At the March 9 meeting, the group discussed results of 250 surveys conducted among pastors of a diversity of churches, church plants and college ministries across the SBC, Gallaty said, including various ethnicities, congregation sizes and demographics.

“What we’ve found is for years, our church culture has been a catch and consume culture,” Gallaty said. “So we reach the lost, we catch them, we consume them in our church. But what we read in the New Testament is more of a disciple/deploy mentality; that’s what Jesus did.

“He called, He caught them, but then He discipled them and then He deployed them, and that’s really where the missing link is, I think, in the process,” Gallaty said. “That’s where the wheels are kind of falling off if you will, in moving people through a process.”

Task force member Kevin Smith, executive director of the Baptist Convention of Maryland/Delaware, surveyed pastors in urban areas, those in economically disadvantaged areas, and those outside the South.

“When you’re outside of the South, there’s not an automatic church culture,” he said, “but the advantage is, without that automatic church culture, when you introduce … what it means to be a follower of Christ, that’s the first introduction in that person’s life. … You don’t have to unteach anything.”

With the diversity in the SBC, one particular discipleship model or methodology won’t apply across the board, he said. Churches within and without the SBC need to do a better job of making disciples among the poor and overcome what Smith called “a very middle class element to American Christianity.”

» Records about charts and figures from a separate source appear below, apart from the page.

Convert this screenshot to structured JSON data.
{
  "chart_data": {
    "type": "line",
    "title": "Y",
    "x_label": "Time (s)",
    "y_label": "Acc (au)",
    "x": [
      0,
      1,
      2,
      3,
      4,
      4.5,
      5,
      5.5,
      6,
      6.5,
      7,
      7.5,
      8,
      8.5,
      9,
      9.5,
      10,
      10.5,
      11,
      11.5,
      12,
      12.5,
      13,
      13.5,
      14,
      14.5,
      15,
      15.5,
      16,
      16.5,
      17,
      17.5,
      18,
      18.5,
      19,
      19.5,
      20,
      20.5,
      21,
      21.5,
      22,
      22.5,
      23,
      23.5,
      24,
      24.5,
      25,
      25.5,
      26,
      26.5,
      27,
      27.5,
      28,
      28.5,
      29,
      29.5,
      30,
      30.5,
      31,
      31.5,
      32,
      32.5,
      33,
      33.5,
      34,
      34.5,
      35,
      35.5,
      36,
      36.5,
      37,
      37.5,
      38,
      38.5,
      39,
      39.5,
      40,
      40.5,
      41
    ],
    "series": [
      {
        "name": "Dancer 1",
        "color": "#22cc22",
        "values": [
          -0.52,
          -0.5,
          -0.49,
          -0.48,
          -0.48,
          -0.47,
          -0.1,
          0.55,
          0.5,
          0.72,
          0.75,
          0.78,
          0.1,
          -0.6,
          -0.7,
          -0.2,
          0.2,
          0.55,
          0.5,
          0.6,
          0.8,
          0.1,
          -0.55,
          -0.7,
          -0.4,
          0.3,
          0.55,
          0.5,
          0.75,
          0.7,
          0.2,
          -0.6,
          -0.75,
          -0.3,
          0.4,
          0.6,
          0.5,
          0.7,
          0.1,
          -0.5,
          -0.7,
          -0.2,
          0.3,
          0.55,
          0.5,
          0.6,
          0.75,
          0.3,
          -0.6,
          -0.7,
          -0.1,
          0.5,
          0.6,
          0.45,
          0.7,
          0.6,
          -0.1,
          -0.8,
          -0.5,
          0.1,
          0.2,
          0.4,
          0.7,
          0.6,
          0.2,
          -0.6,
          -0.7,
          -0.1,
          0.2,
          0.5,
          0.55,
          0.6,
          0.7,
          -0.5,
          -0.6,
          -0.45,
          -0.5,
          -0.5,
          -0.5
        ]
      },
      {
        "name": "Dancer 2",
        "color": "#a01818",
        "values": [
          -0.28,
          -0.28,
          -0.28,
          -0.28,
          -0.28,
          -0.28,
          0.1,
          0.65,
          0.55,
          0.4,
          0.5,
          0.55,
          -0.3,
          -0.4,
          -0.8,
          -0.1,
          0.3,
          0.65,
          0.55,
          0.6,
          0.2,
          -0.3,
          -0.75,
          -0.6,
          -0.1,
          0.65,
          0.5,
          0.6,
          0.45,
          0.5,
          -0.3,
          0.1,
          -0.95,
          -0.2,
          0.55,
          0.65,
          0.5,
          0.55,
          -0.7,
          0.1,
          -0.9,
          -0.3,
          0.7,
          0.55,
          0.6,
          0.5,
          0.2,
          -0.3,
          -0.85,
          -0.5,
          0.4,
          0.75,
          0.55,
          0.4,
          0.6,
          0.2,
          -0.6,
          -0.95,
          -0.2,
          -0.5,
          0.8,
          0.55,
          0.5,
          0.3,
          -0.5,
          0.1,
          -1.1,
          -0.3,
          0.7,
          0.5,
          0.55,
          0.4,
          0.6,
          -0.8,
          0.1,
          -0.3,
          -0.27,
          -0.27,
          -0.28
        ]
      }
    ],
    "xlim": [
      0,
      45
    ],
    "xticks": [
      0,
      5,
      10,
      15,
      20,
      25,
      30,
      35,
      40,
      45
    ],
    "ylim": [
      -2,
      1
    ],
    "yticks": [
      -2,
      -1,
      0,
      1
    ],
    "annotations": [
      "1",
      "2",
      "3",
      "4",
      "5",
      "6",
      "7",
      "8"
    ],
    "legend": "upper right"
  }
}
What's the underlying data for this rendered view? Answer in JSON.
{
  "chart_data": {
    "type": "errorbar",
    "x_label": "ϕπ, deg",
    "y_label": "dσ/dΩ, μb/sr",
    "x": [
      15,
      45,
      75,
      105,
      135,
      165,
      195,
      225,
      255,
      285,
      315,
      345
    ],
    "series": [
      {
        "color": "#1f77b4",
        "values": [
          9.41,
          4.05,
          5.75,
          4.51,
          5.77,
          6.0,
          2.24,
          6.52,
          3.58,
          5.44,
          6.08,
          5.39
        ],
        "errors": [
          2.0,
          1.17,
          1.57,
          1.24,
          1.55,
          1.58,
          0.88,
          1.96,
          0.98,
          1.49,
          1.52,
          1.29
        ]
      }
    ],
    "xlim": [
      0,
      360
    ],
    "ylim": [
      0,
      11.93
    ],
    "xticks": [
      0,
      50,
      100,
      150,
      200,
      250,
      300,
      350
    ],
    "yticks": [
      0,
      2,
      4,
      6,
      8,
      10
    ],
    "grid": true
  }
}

“I’ve pastored churches where discipleship and small-group interaction would usually happen in someone’s house or in a café,” Smith said. “All of that assumes a certain economic level where you have a house or hospitality, or you’re the type of person that has coffee-shop type discretionary income.”

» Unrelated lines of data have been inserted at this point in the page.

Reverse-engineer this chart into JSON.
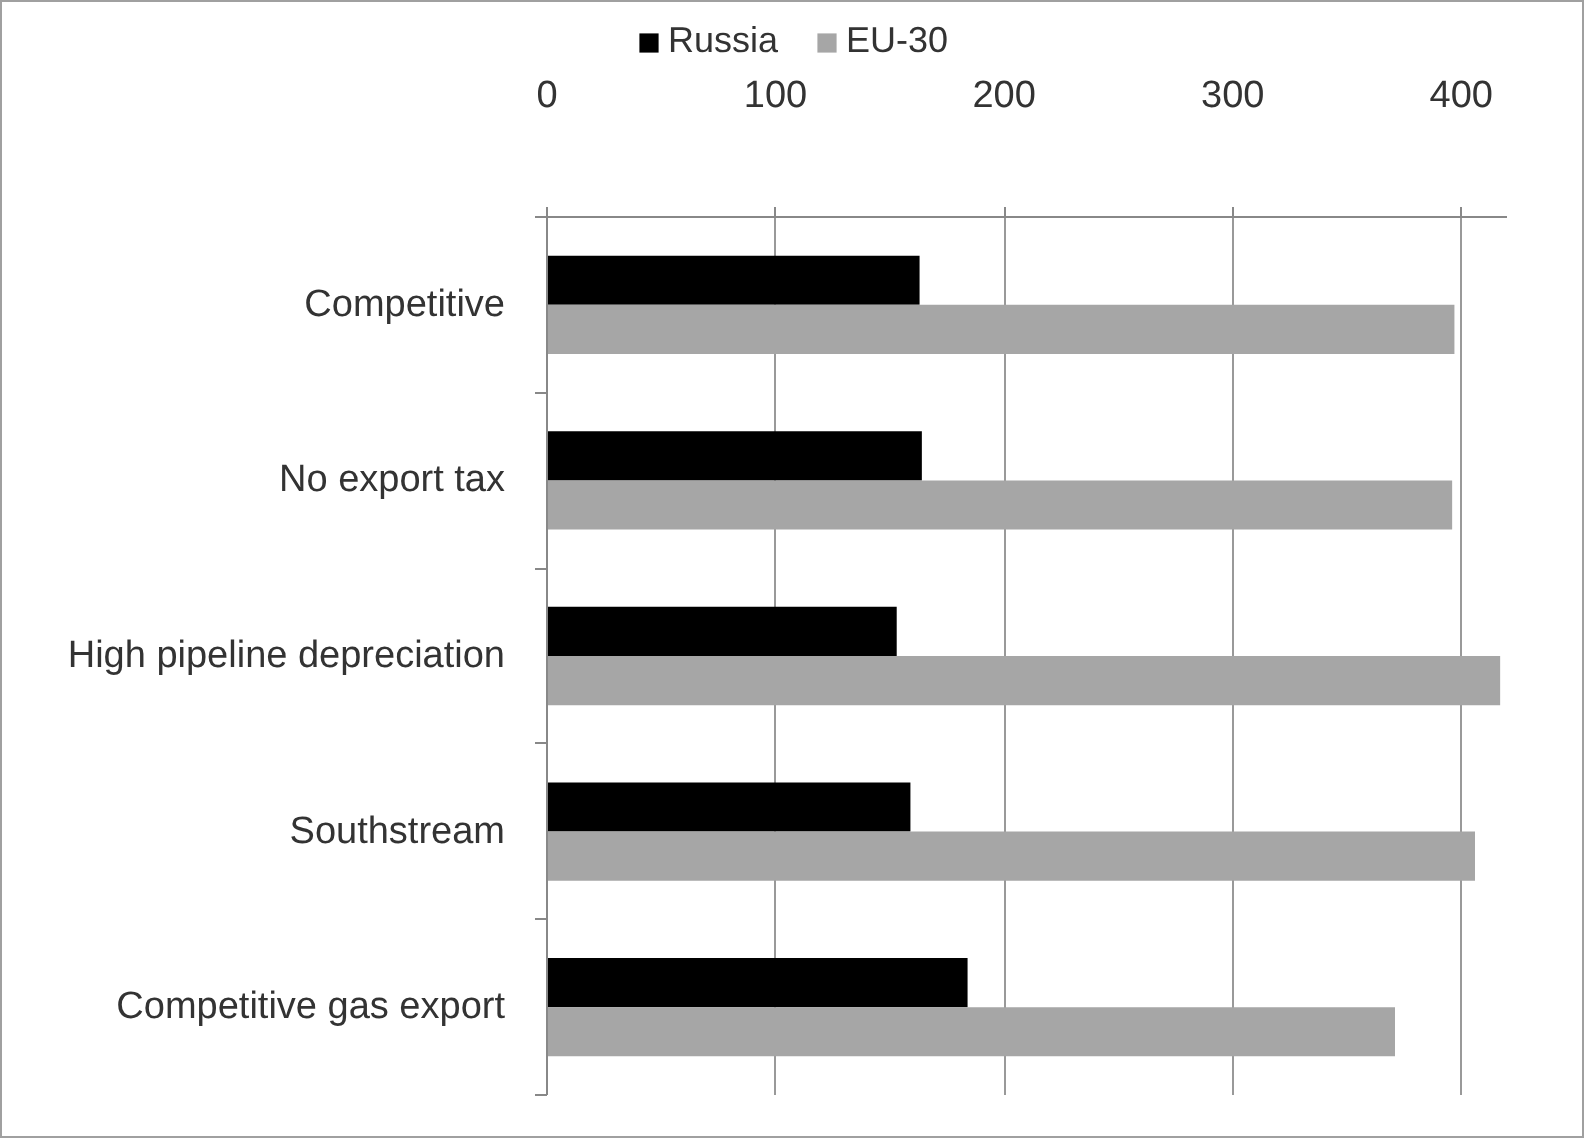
{
  "chart_data": {
    "type": "bar",
    "orientation": "horizontal",
    "categories": [
      "Competitive",
      "No export tax",
      "High pipeline depreciation",
      "Southstream",
      "Competitive gas export"
    ],
    "series": [
      {
        "name": "Russia",
        "color": "#000000",
        "values": [
          163,
          164,
          153,
          159,
          184
        ]
      },
      {
        "name": "EU-30",
        "color": "#a6a6a6",
        "values": [
          397,
          396,
          417,
          406,
          371
        ]
      }
    ],
    "xlim": [
      0,
      420
    ],
    "xticks": [
      0,
      100,
      200,
      300,
      400
    ],
    "grid": "x",
    "legend": "top"
  }
}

Gallaty is leading the group to address diversity and develop discipleship programs that address varying concerns and challenges. “We’re putting together some guide rails for a process that could be implemented at every level in any size church, in any context,” Gallaty said.

Evangelism must remain a part of discipleship and must be embraced by the whole church, Gallaty said.

“We’re highly interested in evangelism. We just don’t want the pastoral staff to be the only evangelists, which is normally the case in most churches,” Gallaty said. “We want to empower an army of people to go out in the community and share the gospel, and live the gospel, and love like Christ loved.”

Joining Gallaty and Smith on the task force are Adam Dooley, senior pastor of Sunnyvale Baptist Church in Sunnyvale, Texas; Eric Geiger, senior pastor, ClearView Baptist Church, Franklin, Tenn.; Johnny Hunt, pastor, First Baptist Church, Woodstock, Ga.; Paul Jimenez, pastor, First Baptist Church, Taylors, S.C.; Mark Marshall, senior pastor, The Glade Church, Mount Juliet, Tenn.; and Pavel Urruchi, pastor, Erlanger Baptist Church, Erlanger, Ky. Also in attendance at the Nashville meeting was Gus Hernandez, spiritual formation pastor at Long Hollow Baptist Church.

(EDITOR’S NOTE – Diana Chandler is Baptist Press’ general assignment writer/editor.)